Post-Gazette: Doyle stumps for affordable housing bill; urges Senate to match $300 billion-plus price tag

The U.S. Congressman who represents Pittsburgh — a city that’s lost half of its low-cost rental units in the last two decades — is calling on the Senate to match the hundreds of billions of dollars for affordable housing that’s included in the House’s budget reconciliation bill.

Rep. Mike Doyle, D-Forest Hills, said the bill drafted by the House this week includes “substantially more funding for affordable housing than [U.S. Rep. Dwight Evans] or I even dared to hope for,” and is urging the Senate to mimic that number — more than $300 billion — in its negotiations in the coming weeks.

“It will go a long way toward reversing the disinvestment we’ve seen in affordable housing over recent years and make housing affordable again for millions of American families,” Mr. Doyle said Friday at a press conference with housing advocates and Mr. Evans, D-Philadelphia, his close ally on the issue.

Lawmakers who count affordable housing as one of their top priorities have found an ally in the White House, where President Joe Biden’s administration is aiming to increase home construction though federal subsidies, a new tax credit for construction in economically vulnerable neighborhoods and the low-income housing tax credit.

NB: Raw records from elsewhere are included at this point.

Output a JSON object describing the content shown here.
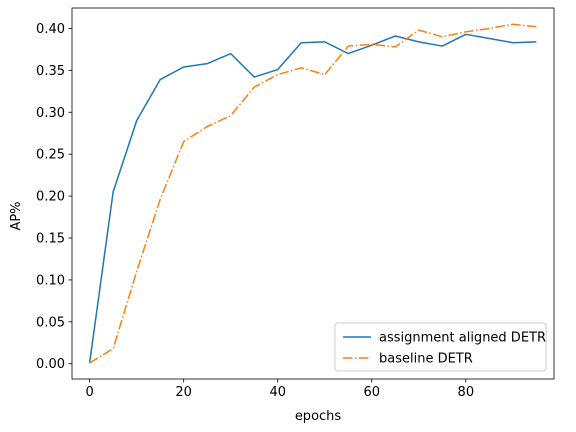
{
  "chart_data": {
    "type": "line",
    "title": "",
    "xlabel": "epochs",
    "ylabel": "AP%",
    "xlim": [
      -3.75,
      98.75
    ],
    "ylim": [
      -0.0182,
      0.4244
    ],
    "xticks": [
      0,
      20,
      40,
      60,
      80
    ],
    "xtick_labels": [
      "0",
      "20",
      "40",
      "60",
      "80"
    ],
    "yticks": [
      0.0,
      0.05,
      0.1,
      0.15,
      0.2,
      0.25,
      0.3,
      0.35,
      0.4
    ],
    "ytick_labels": [
      "0.00",
      "0.05",
      "0.10",
      "0.15",
      "0.20",
      "0.25",
      "0.30",
      "0.35",
      "0.40"
    ],
    "grid": false,
    "legend_position": "lower-right",
    "x": [
      0,
      5,
      10,
      15,
      20,
      25,
      30,
      35,
      40,
      45,
      50,
      55,
      60,
      65,
      70,
      75,
      80,
      85,
      90,
      95
    ],
    "series": [
      {
        "name": "assignment aligned DETR",
        "color": "#1f77b4",
        "style": "solid",
        "values": [
          0.001,
          0.205,
          0.29,
          0.339,
          0.354,
          0.358,
          0.37,
          0.342,
          0.351,
          0.383,
          0.384,
          0.37,
          0.38,
          0.391,
          0.384,
          0.379,
          0.393,
          0.388,
          0.383,
          0.384
        ]
      },
      {
        "name": "baseline DETR",
        "color": "#ff7f0e",
        "style": "dashdot",
        "values": [
          0.001,
          0.018,
          0.11,
          0.196,
          0.265,
          0.283,
          0.296,
          0.33,
          0.345,
          0.353,
          0.345,
          0.379,
          0.381,
          0.378,
          0.398,
          0.39,
          0.396,
          0.4,
          0.405,
          0.402
        ]
      }
    ]
  }
}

Democrats in the House, advocating for the president’s “Build Back Better” plan, are operating under the belief that “it’s not enough to go back to how things were right before the pandemic,” as Mr. Evans puts it — and housing is one of those issues that has stood the test of time. Ashley McBride, state director of the progressive organizing hub For Our Future PA, cited statistics that show before the pandemic, 11 million families spent more than half their income on housing.

At the mortgage buyer Freddie Mac, researchers have estimated that the U.S. is 3.8 million homes short of what’s needed to meet demand — resulting in home prices steadily increasing, often times faster than incomes.

With too few homes available to buy and lower interest rates leading to more affluent buyers and investors paying more for homes, the S&P CoreLogic Case-Shiller 20-city home price index increased a record 19.1% this past June as compared to a year ago.

The Democrats’ plan in the house would include $77.3 billion for a public housing capital fund, $35 billion for home investment partnerships and $37 billion for a housing trust fund, according to Mr. Doyle’s office.

“The Build Back Better agenda offers much needed investment in housing that will help level the playing field for families who need to make tough choices between rent and mortgage and putting food on table,” Ms. McBride said.

Mr. Doyle said Congress’s legislative successes since the start of the pandemic — including the massive American Rescue Plan infusion — have helped families weather the storm of the pandemic and provide more than $50 billion in rental and mortgage assistance for struggling households. Now, it’s time to put money into housing for the future, he said, calling on the Senate to agree.